What is a corporate renewable Power Purchase Agreement?

Renewable Power Purchase Agreements (PPAs) are contracts to enable companies to source renewable electricity and achieve operational cost savings without making upfront investments.

A PPA is a contract between the corporate buyer (off-taker) and the power producer (developer, independent power producer, investor) to purchase electricity at pre-agreed prices for pre-agreed periods. The contract contains the commercial terms of the electricity sale: length, delivery point/date, volume and price. The electricity can be supplied by existing renewable energy assets or new build projects. 

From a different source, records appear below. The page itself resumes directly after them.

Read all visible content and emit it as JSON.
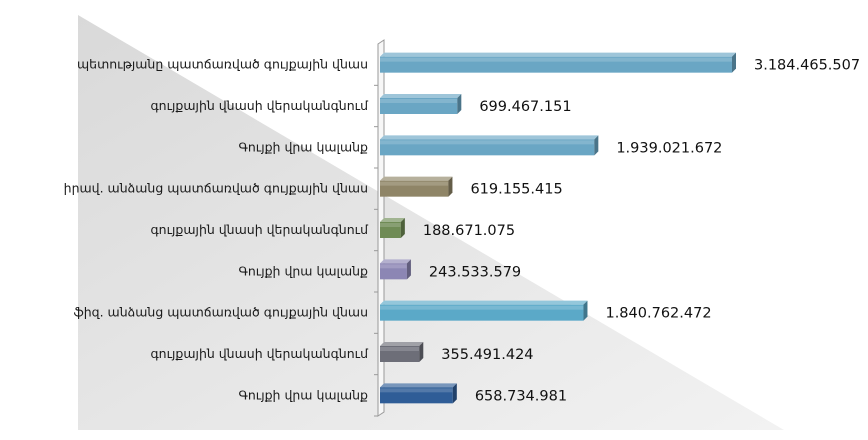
{
  "chart_data": {
    "type": "bar",
    "orientation": "horizontal",
    "title": "",
    "xlabel": "",
    "ylabel": "",
    "grid": false,
    "legend": "none",
    "categories": [
      "պետությանը պատճառված գույքային վնաս",
      "գույքային վնասի վերականգնում",
      "Գույքի  վրա կալանք",
      "իրավ. անձանց պատճառված գույքային վնաս",
      "գույքային վնասի վերականգնում",
      "Գույքի  վրա կալանք",
      "ֆիզ. անձանց պատճառված գույքային վնաս",
      "գույքային վնասի վերականգնում",
      "Գույքի  վրա կալանք"
    ],
    "values": [
      3184465507,
      699467151,
      1939021672,
      619155415,
      188671075,
      243533579,
      1840762472,
      355491424,
      658734981
    ],
    "value_labels": [
      "3.184.465.507",
      "699.467.151",
      "1.939.021.672",
      "619.155.415",
      "188.671.075",
      "243.533.579",
      "1.840.762.472",
      "355.491.424",
      "658.734.981"
    ],
    "xlim": [
      0,
      3184465507
    ],
    "colors": [
      "#6aa6c4",
      "#6aa6c4",
      "#6aa6c4",
      "#8f8567",
      "#6f8b55",
      "#8c86b4",
      "#5ba9c8",
      "#6d6e78",
      "#2f5d97"
    ]
  }
}
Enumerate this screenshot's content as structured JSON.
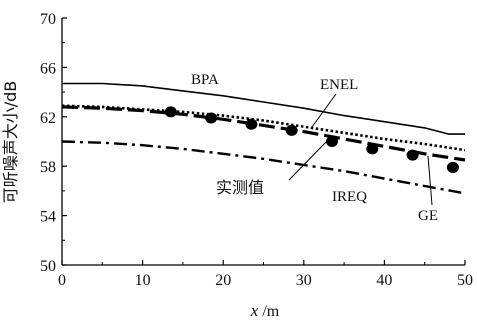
{
  "chart_data": {
    "type": "line",
    "xlabel": "x /m",
    "ylabel": "可听噪声大小/dB",
    "xlim": [
      0,
      50
    ],
    "ylim": [
      50,
      70
    ],
    "xticks": [
      "0",
      "10",
      "20",
      "30",
      "40",
      "50"
    ],
    "yticks": [
      "50",
      "54",
      "58",
      "62",
      "66",
      "70"
    ],
    "grid": false,
    "legend": "none",
    "series": [
      {
        "name": "BPA",
        "style": "solid",
        "color": "#000000",
        "x": [
          0,
          5,
          10,
          15,
          20,
          25,
          30,
          35,
          40,
          45,
          48,
          50
        ],
        "y": [
          64.7,
          64.7,
          64.5,
          64.1,
          63.7,
          63.2,
          62.7,
          62.1,
          61.6,
          61.1,
          60.6,
          60.6
        ]
      },
      {
        "name": "ENEL",
        "style": "dotted",
        "color": "#000000",
        "x": [
          0,
          5,
          10,
          15,
          20,
          25,
          30,
          35,
          40,
          45,
          50
        ],
        "y": [
          62.9,
          62.8,
          62.6,
          62.4,
          62.1,
          61.7,
          61.2,
          60.7,
          60.2,
          59.8,
          59.3
        ]
      },
      {
        "name": "GE",
        "style": "long-dash",
        "color": "#000000",
        "x": [
          0,
          5,
          10,
          15,
          20,
          25,
          30,
          35,
          40,
          45,
          50
        ],
        "y": [
          62.8,
          62.7,
          62.5,
          62.2,
          61.8,
          61.3,
          60.8,
          60.2,
          59.6,
          59.0,
          58.5
        ]
      },
      {
        "name": "IREQ",
        "style": "dash-dot",
        "color": "#000000",
        "x": [
          0,
          5,
          10,
          15,
          20,
          25,
          30,
          35,
          40,
          45,
          50
        ],
        "y": [
          60.0,
          59.9,
          59.7,
          59.4,
          59.0,
          58.6,
          58.1,
          57.6,
          57.0,
          56.4,
          55.8
        ]
      },
      {
        "name": "实测值",
        "style": "markers",
        "color": "#000000",
        "x": [
          13.5,
          18.5,
          23.5,
          28.5,
          33.5,
          38.5,
          43.5,
          48.5
        ],
        "y": [
          62.4,
          61.9,
          61.4,
          60.9,
          60.0,
          59.4,
          58.9,
          57.9
        ]
      }
    ]
  }
}
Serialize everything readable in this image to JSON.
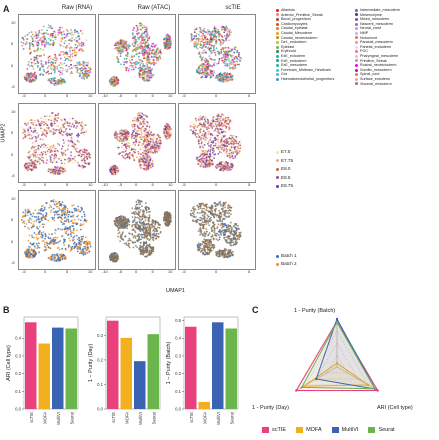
{
  "panelA": {
    "letter": "A",
    "columns": [
      "Raw (RNA)",
      "Raw (ATAC)",
      "scTIE"
    ],
    "ylabel": "UMAP2",
    "xlabel": "UMAP1",
    "xticks_rna": [
      "-5",
      "0",
      "5",
      "10"
    ],
    "xticks_atac": [
      "-10",
      "-5",
      "0",
      "5",
      "10"
    ],
    "xticks_sctie": [
      "-5",
      "0",
      "5"
    ],
    "yticks": [
      "10",
      "5",
      "0",
      "-5"
    ],
    "celltype_legend_col1": [
      "Allantois",
      "Anterior_Primitive_Streak",
      "Blood_progenitors",
      "Cardiomyocytes",
      "Caudal_epiblast",
      "Caudal_Mesoderm",
      "Caudal_neurectoderm",
      "Def._endoderm",
      "Epiblast",
      "Erythroid",
      "ExE_ectoderm",
      "ExE_endoderm",
      "ExE_mesoderm",
      "Forebrain_Midbrain_Hindbrain",
      "Gut",
      "Haematoendothelial_progenitors"
    ],
    "celltype_legend_col2": [
      "Intermediate_mesoderm",
      "Mesenchyme",
      "Mixed_mesoderm",
      "Nascent_mesoderm",
      "Neural_crest",
      "NMP",
      "Notochord",
      "Paraxial_mesoderm",
      "Parietal_endoderm",
      "PGC",
      "Pharyngeal_mesoderm",
      "Primitive_Streak",
      "Rostral_neurectoderm",
      "Somitic_mesoderm",
      "Spinal_cord",
      "Surface_ectoderm",
      "Visceral_endoderm"
    ],
    "celltype_colors1": [
      "#e41a1c",
      "#f08080",
      "#c0392b",
      "#d35400",
      "#e67e22",
      "#f39c12",
      "#b7950b",
      "#9acd32",
      "#7cb342",
      "#2e8b57",
      "#20b2aa",
      "#17a589",
      "#1abc9c",
      "#48c9b0",
      "#5dade2",
      "#3498db"
    ],
    "celltype_colors2": [
      "#2e86c1",
      "#5b2c6f",
      "#8e44ad",
      "#a569bd",
      "#c39bd3",
      "#d2b4de",
      "#ec7063",
      "#f1948a",
      "#e8daef",
      "#ff69b4",
      "#f5b7b1",
      "#bb8fce",
      "#ff00ff",
      "#c71585",
      "#db7093",
      "#ffa07a",
      "#808080"
    ],
    "day_legend": [
      "E7.5",
      "E7.75",
      "E8.0",
      "E8.5",
      "E8.75"
    ],
    "day_colors": [
      "#f3e99f",
      "#f4a582",
      "#d6604d",
      "#9e4a9c",
      "#6a3d9a"
    ],
    "batch_legend": [
      "Batch 1",
      "Batch 2"
    ],
    "batch_colors": [
      "#3b6fb6",
      "#f28e2b"
    ]
  },
  "panelB": {
    "letter": "B",
    "charts": [
      {
        "ylabel": "ARI (Cell type)"
      },
      {
        "ylabel": "1 − Purity (Day)"
      },
      {
        "ylabel": "1 − Purity (Batch)"
      }
    ]
  },
  "panelC": {
    "letter": "C",
    "axis_top": "1 - Purity (Batch)",
    "axis_left": "1 - Purity (Day)",
    "axis_right": "ARI (Cell type)",
    "legend": [
      "scTIE",
      "MOFA",
      "MultiVI",
      "Seurat"
    ]
  },
  "colors": {
    "scTIE": "#e8417d",
    "MOFA": "#f2b01e",
    "MultiVI": "#3a63b4",
    "Seurat": "#6ab64d"
  },
  "chart_data": [
    {
      "type": "bar",
      "categories": [
        "scTIE",
        "MOFA",
        "MultiVI",
        "Seurat"
      ],
      "values": [
        0.49,
        0.37,
        0.46,
        0.455
      ],
      "ylabel": "ARI (Cell type)",
      "ylim": [
        0.0,
        0.52
      ],
      "yticks": [
        0.0,
        0.1,
        0.2,
        0.3,
        0.4
      ]
    },
    {
      "type": "bar",
      "categories": [
        "scTIE",
        "MOFA",
        "MultiVI",
        "Seurat"
      ],
      "values": [
        0.36,
        0.29,
        0.195,
        0.305
      ],
      "ylabel": "1 − Purity (Day)",
      "ylim": [
        0.0,
        0.375
      ],
      "yticks": [
        0.0,
        0.1,
        0.2,
        0.3
      ]
    },
    {
      "type": "bar",
      "categories": [
        "scTIE",
        "MOFA",
        "MultiVI",
        "Seurat"
      ],
      "values": [
        0.465,
        0.04,
        0.49,
        0.455
      ],
      "ylabel": "1 − Purity (Batch)",
      "ylim": [
        0.0,
        0.52
      ],
      "yticks": [
        0.0,
        0.1,
        0.2,
        0.3,
        0.4,
        0.5
      ]
    },
    {
      "type": "radar",
      "axes": [
        "1 - Purity (Batch)",
        "ARI (Cell type)",
        "1 - Purity (Day)"
      ],
      "series": [
        {
          "name": "scTIE",
          "values": [
            0.95,
            0.98,
            0.98
          ]
        },
        {
          "name": "MOFA",
          "values": [
            0.08,
            0.75,
            0.8
          ]
        },
        {
          "name": "MultiVI",
          "values": [
            1.0,
            0.92,
            0.5
          ]
        },
        {
          "name": "Seurat",
          "values": [
            0.93,
            0.91,
            0.85
          ]
        }
      ]
    }
  ]
}
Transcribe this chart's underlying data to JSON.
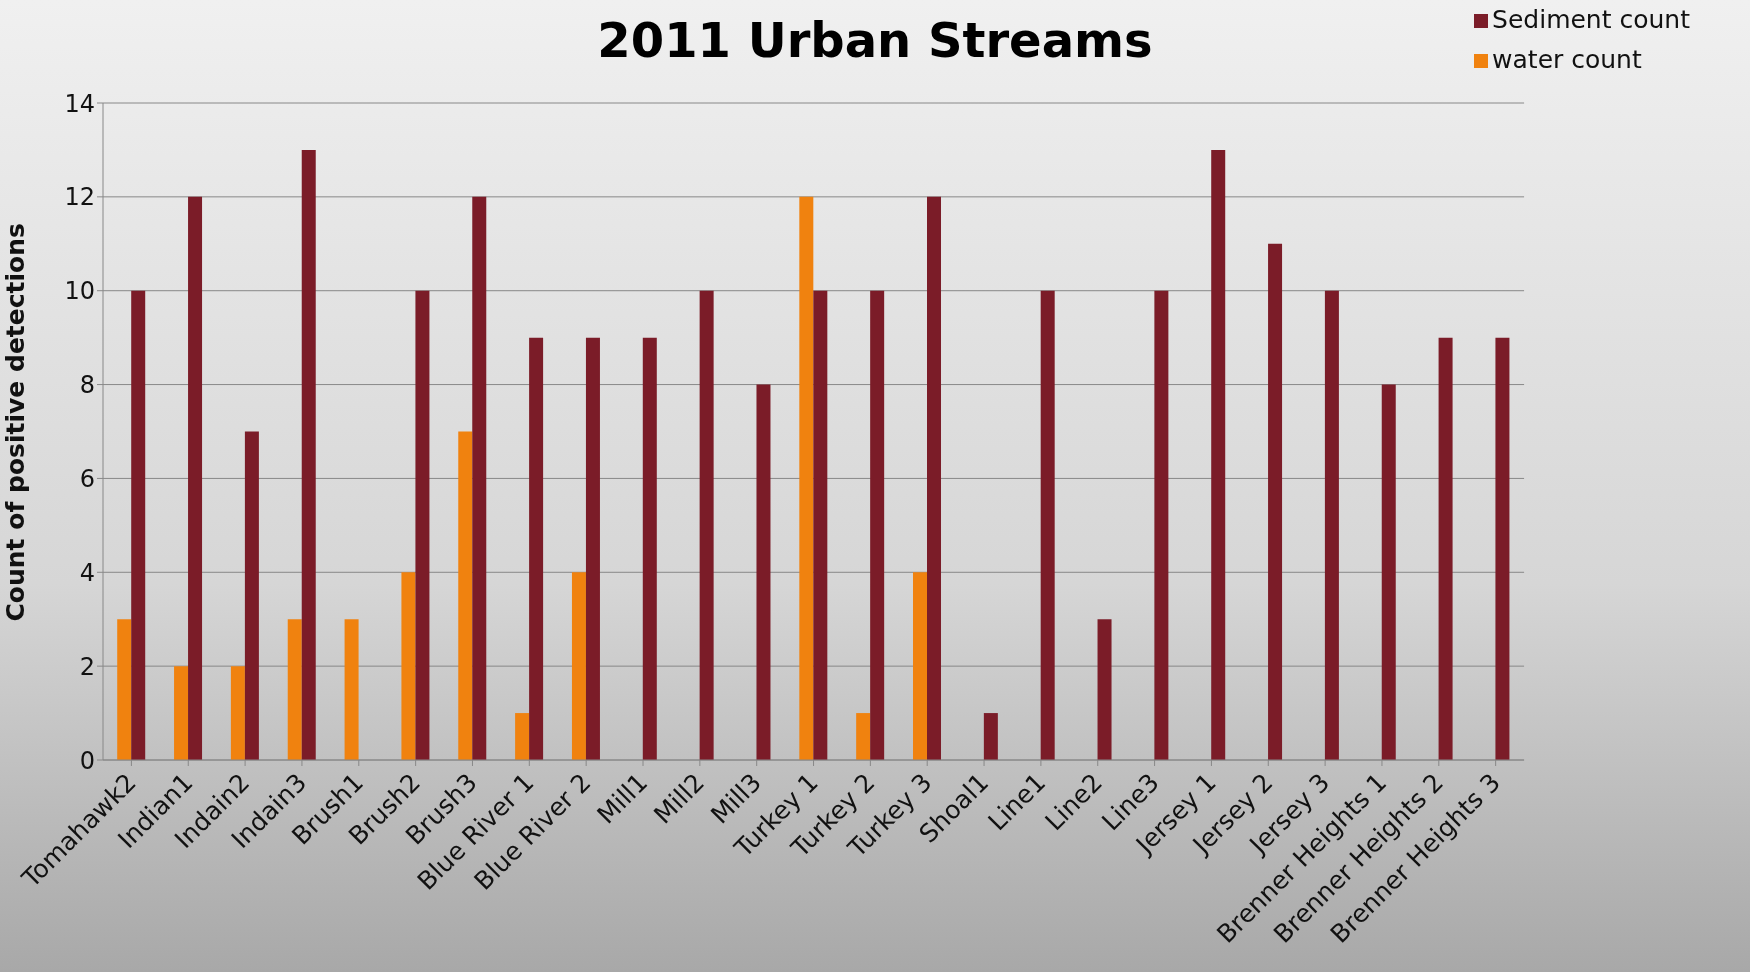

PPAs for newly built projects often have more stringent terms - for example, a duration that covers at least the debt term of the project finance. New project deals are typically long-term (10+ years) PPAs, but short-term PPAs or PPAs for existing assets can have a tenor of less than a year. There is a wide variety of pricing structures, including fixed prices and discounts pegged to wholesale prices. 

What are the benefits?

Corporate buyers use renewable PPAs as a means to increase cost visibility, reduce electricity costs and meet sustainability goals. Developers aim for risk mitigation, enhanced bankability and increasing the pool of potential customers. PPAs have many benefits above and beyond CO2 emission reductions, and the likely operational cost savings that can be achieved. Some of these benefits are mentioned below. 

For corporate buyers:

 Economics

  • Fixed electricity price or fixed price cap, without upfront capital
  • Visibility and certainty of future electricity costs
  • Hedge against energy price volatility
  • Risk mitigation against cost of carbon
  • No operation & maintenance (O&M) costs; operational risk sits with developer

Sustainability

  • Contributes to Sustainable Development Goal 12 - Ensuring sustainable consumption and production patterns
  • Progress towards renewable energy and carbon reduction targets
  • Regional development bank support in countries that encourage companies to reduce their carbon footprint

Brand and leadership

  • Recognition for renewable electricity achievements

Leverage

  • Partnerships with a small number of reliable, experienced power producers
  • Focus maintained on core business areas
    (versus owning and operating power generation assets)

For developers:

Risk mitigation

  • Lower capital cost through guaranteed purchase by corporate buyer
  • Revenue diversification
  • Stronger investment pipeline through corporate buyer relationships
  • Diversification of payment default risk
    (in multiple-buyer PPAs)

Bankability

  • Stable, long-term income that eases bankability with financial institutions
  • Contracting with creditworthy corporate buyers

Brand

  • Transactions with like-minded companies - effect on stocks
  • Active involvement in the development of a sustainable energy system

Business development

  • Pool of off-takers that creates additional demand
  • Geographical expansion through trusted partnerships with corporate buyers
  • Reduced cost through development of standard terms and conditions

Signing PPAs equally comes with risks for corporate buyers and developers that need to be efficiently allocated to the party most suitable to manage them. These include, for example, basis risk, profile and volume risk, currency risk, or change of law risks. WBCSD’s guides explain what these are and how companies can manage them.